Halloysite and gibbsite, although known to require quite different conditions for their formation, commonly occur together in the same horizon in oxisols derived from andesitic parent materials in tropical Costa Rica. We selected two soils of similar parent material, but of different ages and soil moisture regimes to identify possible clues to the coexistence of these two minerals. We employed selective dissolution procedures, X-ray fluorescence analysis and X-ray diffraction on field moist and air dry bulk soil samples to investigate how mineralogy changes with depth. We further separated the size fraction < 2 μm by means of sedimentation after organic matter and iron oxide removal to obtain more specific information on the phyllosilicate mineralogy of the clay size fraction. We found both soils to be depleted of primary minerals and pedogenesis to have progressed to advanced weathering stages particularly in the subsoils. Gibbsite XRD signal intensities were linearly and significantly related to weathering indices, corroborating the residual nature of gibbsite as an endproduct of weathering processes.
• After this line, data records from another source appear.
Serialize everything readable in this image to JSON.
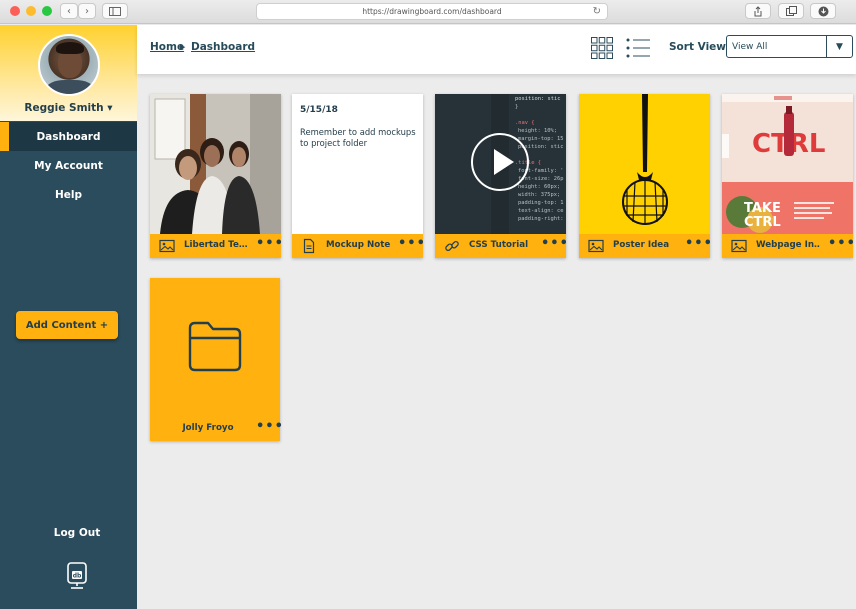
{
  "browser": {
    "url": "https://drawingboard.com/dashboard",
    "nav_back": "‹",
    "nav_forward": "›",
    "reload": "↻"
  },
  "user": {
    "name": "Reggie Smith ▾"
  },
  "sidebar": {
    "items": [
      {
        "label": "Dashboard",
        "active": true
      },
      {
        "label": "My Account",
        "active": false
      },
      {
        "label": "Help",
        "active": false
      }
    ],
    "add_content": "Add Content +",
    "logout": "Log Out",
    "logo_text": "db"
  },
  "header": {
    "breadcrumb": [
      "Home",
      "Dashboard"
    ],
    "sort_label": "Sort View:",
    "sort_value": "View All"
  },
  "cards": [
    {
      "type": "image",
      "icon": "image-icon",
      "title": "Libertad Te…"
    },
    {
      "type": "note",
      "icon": "document-icon",
      "title": "Mockup Note",
      "date": "5/15/18",
      "body": "Remember to add mockups to project folder"
    },
    {
      "type": "video",
      "icon": "link-icon",
      "title": "CSS Tutorial"
    },
    {
      "type": "image",
      "icon": "image-icon",
      "title": "Poster Idea"
    },
    {
      "type": "image",
      "icon": "image-icon",
      "title": "Webpage In…"
    }
  ],
  "folder": {
    "icon": "folder-icon",
    "title": "Jolly Froyo"
  },
  "more_dots": "•••",
  "colors": {
    "sidebar": "#2b4c5c",
    "accent": "#ffb20f",
    "text": "#243f4c"
  }
}
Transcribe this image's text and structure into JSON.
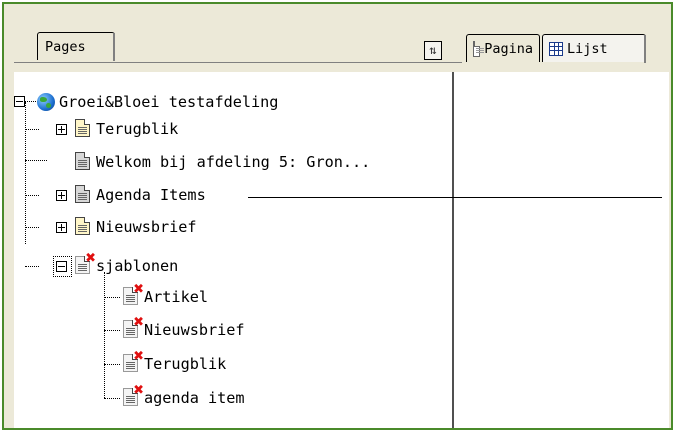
{
  "tabs": {
    "pages": "Pages",
    "pagina": "Pagina",
    "lijst": "Lijst"
  },
  "icons": {
    "refresh": "refresh-icon",
    "globe": "globe-icon",
    "page": "page-icon",
    "template": "template-page-icon"
  },
  "tree": {
    "root": "Groei&Bloei testafdeling",
    "items": [
      "Terugblik",
      "Welkom bij afdeling 5: Gron...",
      "Agenda Items",
      "Nieuwsbrief",
      "sjablonen"
    ],
    "templates": [
      "Artikel",
      "Nieuwsbrief",
      "Terugblik",
      "agenda item"
    ]
  },
  "colors": {
    "frame_border": "#4a8a2a",
    "chrome": "#ece9d8",
    "error_mark": "#e01010"
  }
}
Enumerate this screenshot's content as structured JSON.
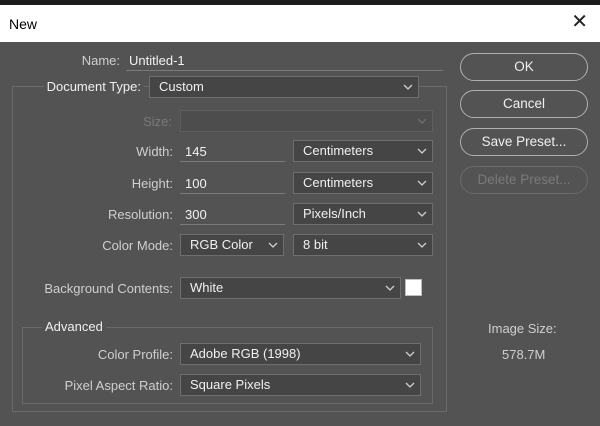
{
  "window": {
    "title": "New",
    "close_glyph": "✕",
    "close_icon": "close-icon"
  },
  "name": {
    "label": "Name:",
    "value": "Untitled-1"
  },
  "document_type": {
    "label": "Document Type:",
    "value": "Custom"
  },
  "size": {
    "label": "Size:",
    "value": ""
  },
  "width": {
    "label": "Width:",
    "value": "145",
    "unit": "Centimeters"
  },
  "height": {
    "label": "Height:",
    "value": "100",
    "unit": "Centimeters"
  },
  "resolution": {
    "label": "Resolution:",
    "value": "300",
    "unit": "Pixels/Inch"
  },
  "color_mode": {
    "label": "Color Mode:",
    "value": "RGB Color",
    "depth": "8 bit"
  },
  "background": {
    "label": "Background Contents:",
    "value": "White",
    "swatch_color": "#ffffff"
  },
  "advanced": {
    "legend": "Advanced",
    "color_profile": {
      "label": "Color Profile:",
      "value": "Adobe RGB (1998)"
    },
    "pixel_aspect": {
      "label": "Pixel Aspect Ratio:",
      "value": "Square Pixels"
    }
  },
  "buttons": {
    "ok": "OK",
    "cancel": "Cancel",
    "save_preset": "Save Preset...",
    "delete_preset": "Delete Preset..."
  },
  "image_size": {
    "label": "Image Size:",
    "value": "578.7M"
  },
  "colors": {
    "dialog_bg": "#535353",
    "field_bg": "#454545",
    "titlebar_bg": "#ffffff"
  }
}
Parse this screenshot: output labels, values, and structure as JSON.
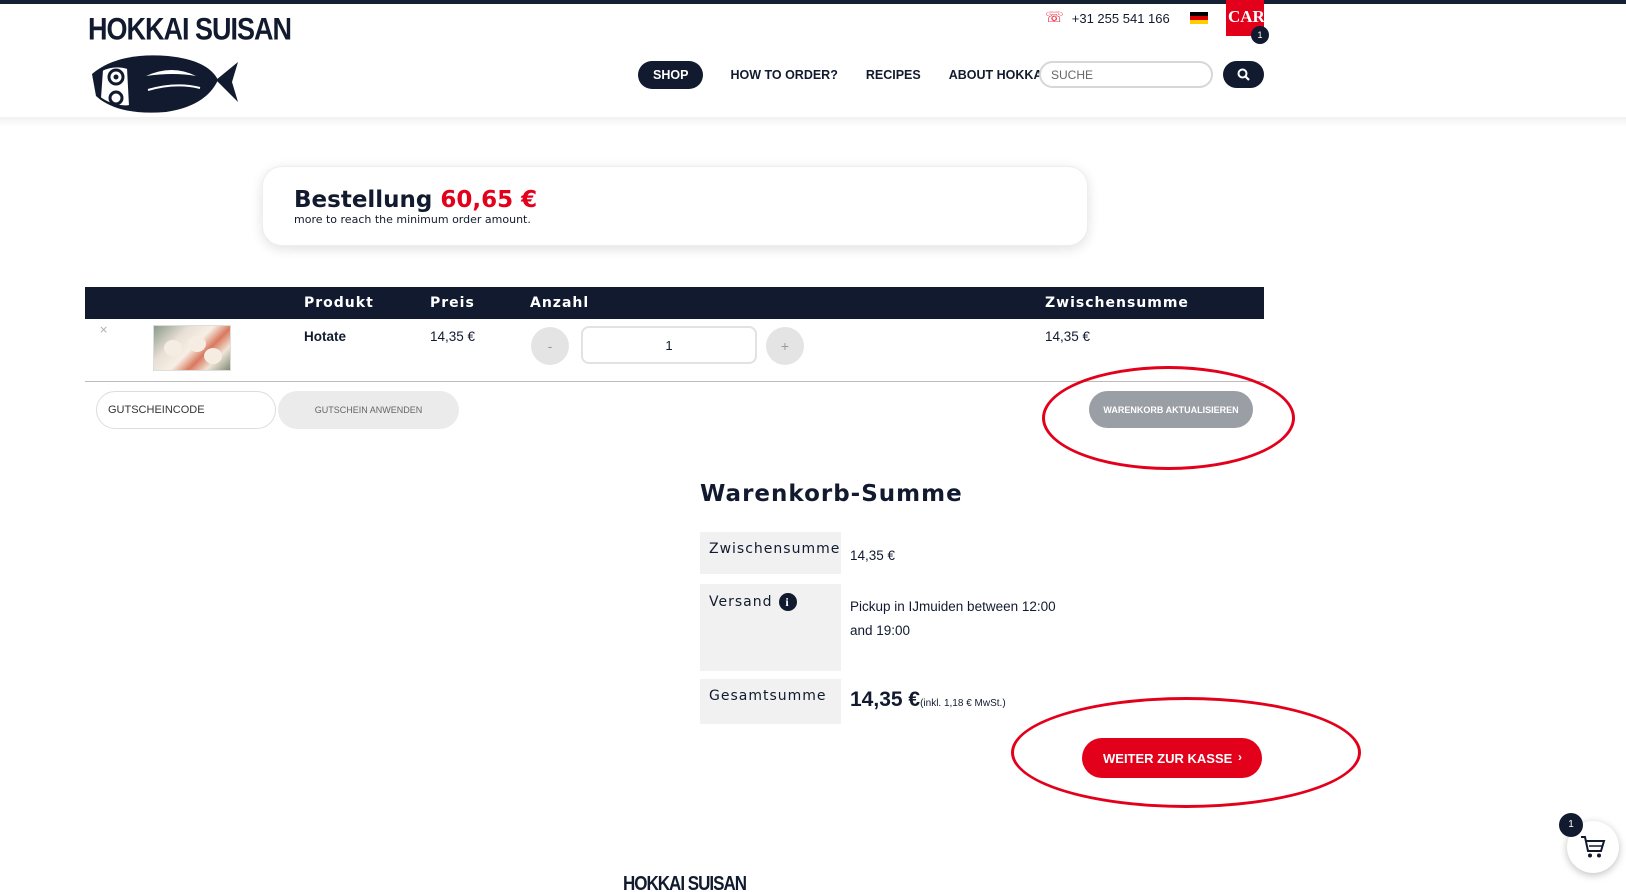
{
  "brand": {
    "name": "HOKKAI SUISAN"
  },
  "topbar": {
    "phone": "+31 255 541 166",
    "cart_label": "CART",
    "cart_count": "1"
  },
  "nav": {
    "items": [
      {
        "label": "SHOP",
        "active": true
      },
      {
        "label": "HOW TO ORDER?"
      },
      {
        "label": "RECIPES"
      },
      {
        "label": "ABOUT HOKKAI"
      }
    ],
    "search_placeholder": "SUCHE"
  },
  "notice": {
    "title": "Bestellung",
    "amount": "60,65 €",
    "subtitle": "more to reach the minimum order amount."
  },
  "cart_table": {
    "headers": {
      "product": "Produkt",
      "price": "Preis",
      "quantity": "Anzahl",
      "subtotal": "Zwischensumme"
    },
    "rows": [
      {
        "remove": "×",
        "name": "Hotate",
        "price": "14,35 €",
        "qty_minus": "-",
        "quantity": "1",
        "qty_plus": "+",
        "subtotal": "14,35 €"
      }
    ]
  },
  "coupon": {
    "placeholder": "GUTSCHEINCODE",
    "apply_label": "GUTSCHEIN ANWENDEN"
  },
  "update_cart_label": "WARENKORB AKTUALISIEREN",
  "totals": {
    "title": "Warenkorb-Summe",
    "subtotal_label": "Zwischensumme",
    "subtotal_value": "14,35 €",
    "shipping_label": "Versand",
    "shipping_value_line1": "Pickup in IJmuiden between 12:00",
    "shipping_value_line2": "and 19:00",
    "total_label": "Gesamtsumme",
    "total_value": "14,35 €",
    "tax_note": "(inkl. 1,18 € MwSt.)"
  },
  "checkout_label": "WEITER ZUR KASSE",
  "floating_cart_count": "1",
  "footer": {
    "logo_text": "HOKKAI SUISAN"
  },
  "colors": {
    "navy": "#111a2e",
    "red": "#e3001b",
    "annotation": "#e3001b"
  },
  "icons": [
    "phone-icon",
    "flag-de-icon",
    "search-icon",
    "remove-icon",
    "info-icon",
    "chevron-right-icon",
    "cart-icon"
  ]
}
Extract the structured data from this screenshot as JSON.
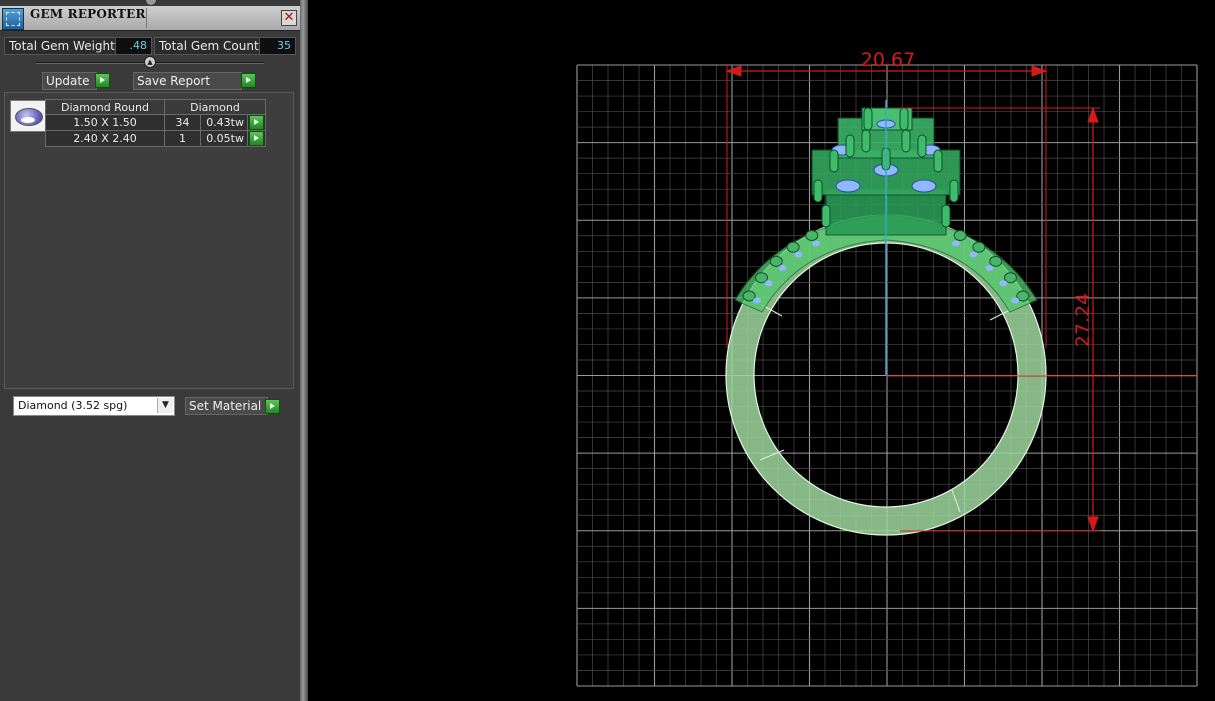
{
  "window": {
    "title": "GEM REPORTER",
    "close_glyph": "✕",
    "app_icon": "gem-reporter-icon"
  },
  "totals": {
    "weight_label": "Total Gem Weight",
    "weight_value": ".48",
    "count_label": "Total Gem Count",
    "count_value": "35"
  },
  "buttons": {
    "update": "Update",
    "save_report": "Save Report",
    "set_material": "Set Material"
  },
  "gem_list": {
    "headers": [
      "Diamond Round",
      "Diamond"
    ],
    "rows": [
      {
        "size": "1.50 X 1.50",
        "count": "34",
        "weight": "0.43tw"
      },
      {
        "size": "2.40 X 2.40",
        "count": "1",
        "weight": "0.05tw"
      }
    ]
  },
  "material": {
    "selected": "Diamond     (3.52 spg)"
  },
  "viewport": {
    "dimension_width": "20.67",
    "dimension_height": "27.24",
    "colors": {
      "grid": "#7a7a7a",
      "dimension": "#d01c1c",
      "axis": "#3aa7c9",
      "band": "#bde8bd",
      "head": "#2f9a55"
    }
  }
}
The Si-bearing quartz and kaolinite-group minerals were enriched in the topsoils, indicating (i) their independence from a primary mineral Si source and (ii) the existence of a mechanism capable of protecting them against the continuous tropical weathering pressure. As we found no indications for retrospective additions of soil material through mass movement or aeolian additions, we believe a vegetation dependent, biological pumping mechanism to be the most plausible explanation for the presence of silica bearing minerals in the La Selva topsoils. The vertical distribution of 1.0 nm halloysite and its accumulation in the lower reaches of the wetter alluvial soil suggest that this metastable mineral forms as a result of Si enrichment where the residence time of the pore water is long enough to allow for Si concentrations to exceed the halloysite precipitation threshold. Taken together, our evidence indicates gibbsite in the La Selva soils to be the endproduct of intense tropical weathering, while the presence of hydrated halloysite seems to have mainly kinetic reasons and is most probably coupled to the contemporary soil moisture regime.